「観ている側も憂鬱になるほどの生きにくさ」ティエリー・トグルドーの憂鬱 りゃんひささんの映画レビュー(感想・評価)
観ている側も憂鬱になるほどの生きにくさ
51歳のエンジニア、ティエリー・トグルドー(ヴァンサン・ランドン)は働いていた工場が閉鎖されて失業して1年半になる。
職業安定所の紹介によりクレーン操縦士の資格を得たが、就職の目途はない。
彼には、パートで働く妻と、専門校への進学を目指す障害を抱えた息子がおり、まもなく失業手当が減額されてしまうから、生活は一層厳しくなる。
そんな中、ようやく得た職場はスーパーマーケットの監視員。
万引き客の摘発だけでなく、同僚の不正行為も摘発しなくてはならず、徐々に憂鬱さは増していく・・・
といったハナシを、ドキュメンタリータッチで描いていきます。
スーパーの現場で彼が目にするものは、愉快犯的な客の万引きや生活に窮した老人の万引き、レジ係のクーポン券のネコババやポイントの不正取得など。
事件の規模からすれば、かなり小さなもの。
しかし、原題「LA LOI DU MARCHE」(スーパーマーケットの規則)どおり、それらは小さいけれど、みな許されるべきものではない。
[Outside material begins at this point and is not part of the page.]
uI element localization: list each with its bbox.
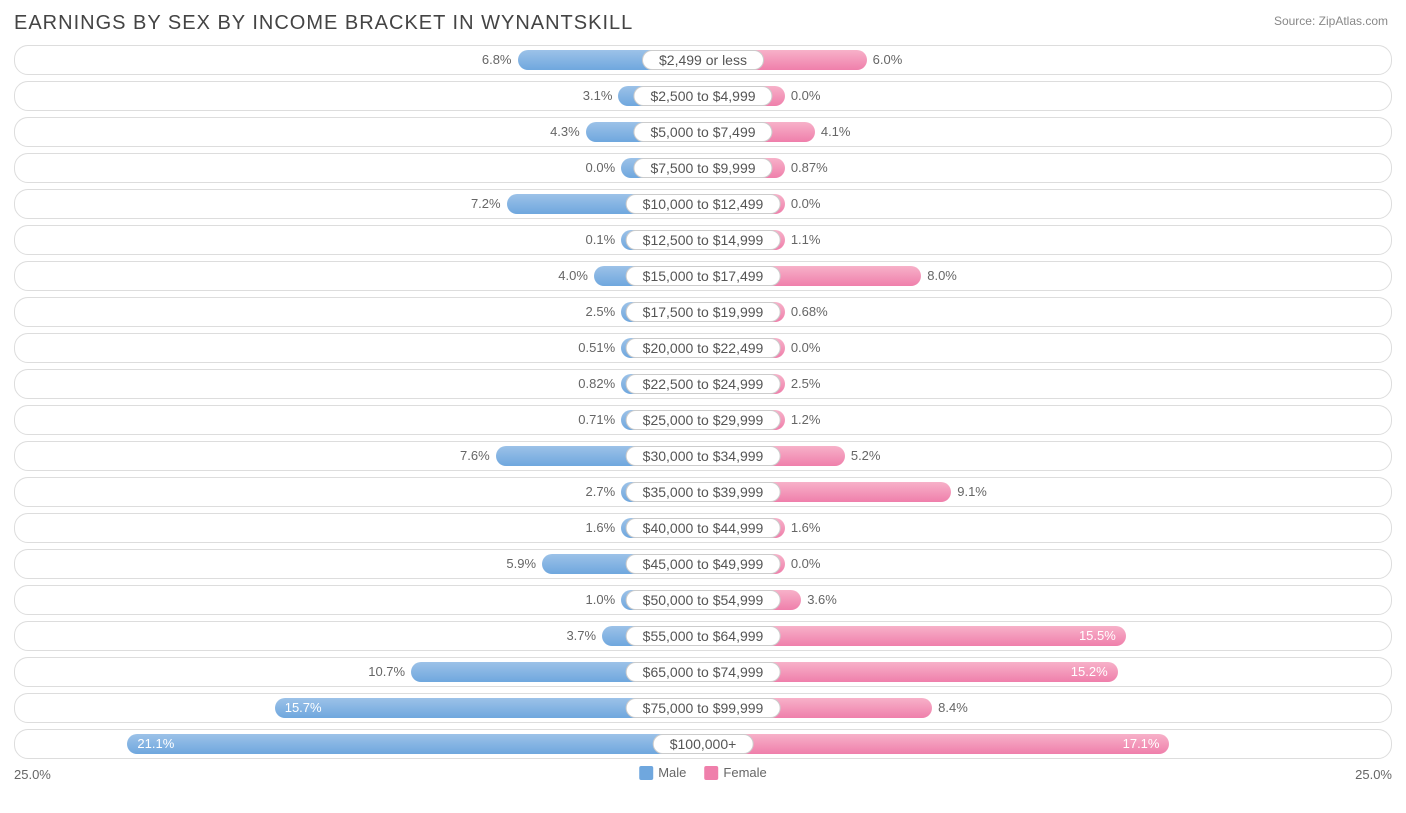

ただ、ティエリーからみれば、困窮した者のちょっとした出来心からの行為は、お目こぼしがあったもいいんじゃないか、とも思う。
規則規則で、人間の心が削られていると感じている。
そういう「生きにくさ」「生きづらさ」をひしひしと感じる映画である。
であるが、映画としては傑作・佳作とは言いづらい。
思うに、事実は写し取っているが、「映画的な真実(決定的な瞬間)」が欠けているように感じる。
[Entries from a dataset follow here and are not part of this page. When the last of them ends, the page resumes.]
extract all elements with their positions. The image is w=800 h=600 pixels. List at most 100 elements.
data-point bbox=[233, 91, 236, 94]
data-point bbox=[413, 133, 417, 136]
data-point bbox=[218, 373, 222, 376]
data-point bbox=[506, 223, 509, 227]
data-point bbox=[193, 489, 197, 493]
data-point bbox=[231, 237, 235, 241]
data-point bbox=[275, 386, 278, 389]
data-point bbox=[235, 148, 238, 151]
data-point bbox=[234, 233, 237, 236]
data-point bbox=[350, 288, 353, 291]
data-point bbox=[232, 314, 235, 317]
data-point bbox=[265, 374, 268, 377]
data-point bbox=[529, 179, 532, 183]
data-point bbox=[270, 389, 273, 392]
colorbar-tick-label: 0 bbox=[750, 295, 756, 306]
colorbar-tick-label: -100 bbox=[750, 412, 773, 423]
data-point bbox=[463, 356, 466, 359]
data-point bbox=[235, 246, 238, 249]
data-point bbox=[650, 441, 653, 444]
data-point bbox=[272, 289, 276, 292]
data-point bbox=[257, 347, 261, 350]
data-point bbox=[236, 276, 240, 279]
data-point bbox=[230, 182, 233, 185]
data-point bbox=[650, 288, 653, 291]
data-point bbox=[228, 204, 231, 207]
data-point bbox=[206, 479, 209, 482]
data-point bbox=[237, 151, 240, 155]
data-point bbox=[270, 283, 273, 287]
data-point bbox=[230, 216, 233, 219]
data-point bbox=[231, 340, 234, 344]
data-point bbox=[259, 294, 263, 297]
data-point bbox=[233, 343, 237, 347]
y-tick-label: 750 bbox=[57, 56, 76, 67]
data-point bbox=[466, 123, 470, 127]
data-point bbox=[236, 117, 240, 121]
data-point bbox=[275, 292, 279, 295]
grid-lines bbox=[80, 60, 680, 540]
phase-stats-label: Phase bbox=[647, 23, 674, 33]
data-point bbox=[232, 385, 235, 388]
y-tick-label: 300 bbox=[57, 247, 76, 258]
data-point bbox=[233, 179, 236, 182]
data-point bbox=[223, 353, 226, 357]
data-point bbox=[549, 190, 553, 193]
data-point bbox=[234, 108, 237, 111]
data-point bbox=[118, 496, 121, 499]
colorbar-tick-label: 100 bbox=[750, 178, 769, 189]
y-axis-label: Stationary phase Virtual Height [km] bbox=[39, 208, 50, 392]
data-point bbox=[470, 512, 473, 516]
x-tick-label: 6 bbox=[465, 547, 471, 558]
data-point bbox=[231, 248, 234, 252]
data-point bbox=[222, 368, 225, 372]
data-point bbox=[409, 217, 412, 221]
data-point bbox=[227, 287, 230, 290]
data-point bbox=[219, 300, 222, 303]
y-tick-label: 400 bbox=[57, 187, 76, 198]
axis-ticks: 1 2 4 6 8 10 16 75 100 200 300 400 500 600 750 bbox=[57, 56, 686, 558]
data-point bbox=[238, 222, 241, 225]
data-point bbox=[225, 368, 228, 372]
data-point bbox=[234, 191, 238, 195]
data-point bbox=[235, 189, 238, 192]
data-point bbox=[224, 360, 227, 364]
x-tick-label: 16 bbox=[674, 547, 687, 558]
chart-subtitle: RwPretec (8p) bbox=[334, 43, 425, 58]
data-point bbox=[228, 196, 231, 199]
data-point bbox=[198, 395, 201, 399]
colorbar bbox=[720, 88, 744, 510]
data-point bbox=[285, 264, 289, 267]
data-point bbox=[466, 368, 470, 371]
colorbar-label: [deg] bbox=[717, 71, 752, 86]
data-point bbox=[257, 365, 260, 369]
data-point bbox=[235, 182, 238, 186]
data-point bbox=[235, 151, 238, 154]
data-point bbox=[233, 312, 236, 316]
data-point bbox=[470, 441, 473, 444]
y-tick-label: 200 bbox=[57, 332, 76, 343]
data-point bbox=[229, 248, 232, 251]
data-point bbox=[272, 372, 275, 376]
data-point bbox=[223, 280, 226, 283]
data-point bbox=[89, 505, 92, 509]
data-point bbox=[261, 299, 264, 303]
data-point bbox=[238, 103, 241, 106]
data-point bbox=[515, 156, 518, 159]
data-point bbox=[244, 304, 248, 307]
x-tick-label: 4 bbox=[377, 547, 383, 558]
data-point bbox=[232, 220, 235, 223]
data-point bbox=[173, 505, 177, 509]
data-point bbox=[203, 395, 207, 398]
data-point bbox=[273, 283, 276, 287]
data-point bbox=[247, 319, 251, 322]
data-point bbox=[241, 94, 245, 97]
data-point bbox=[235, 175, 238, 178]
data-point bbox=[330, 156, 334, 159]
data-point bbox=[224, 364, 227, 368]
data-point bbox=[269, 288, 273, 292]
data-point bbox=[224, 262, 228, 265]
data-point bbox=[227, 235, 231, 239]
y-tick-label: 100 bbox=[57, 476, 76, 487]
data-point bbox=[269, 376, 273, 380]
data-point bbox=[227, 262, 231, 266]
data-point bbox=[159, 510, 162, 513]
同じように、社会の生きにくさ・生きづらさを描く監督にダルデンヌ兄弟がいるが、彼らが撮る映画には、主人公の決定的に輝く瞬間・転機の瞬間が描かれている。
この映画でも最後の最後、ティエリーはある種の決断をするのだが、その決断の内容は明らかでなく、観客にゆだねられている。
ゆだねられているが故に「いい映画」になる場合もあるが、この映画では、ひたすら憂鬱になるだけだ。
まぁ、それは観ている側のわたしが、ティエリーの決断行為を前向きにとらえていないからなのだけれど。
とはいえ、あまり憂鬱な気分なまま劇場を出るのは、あまりいただけない。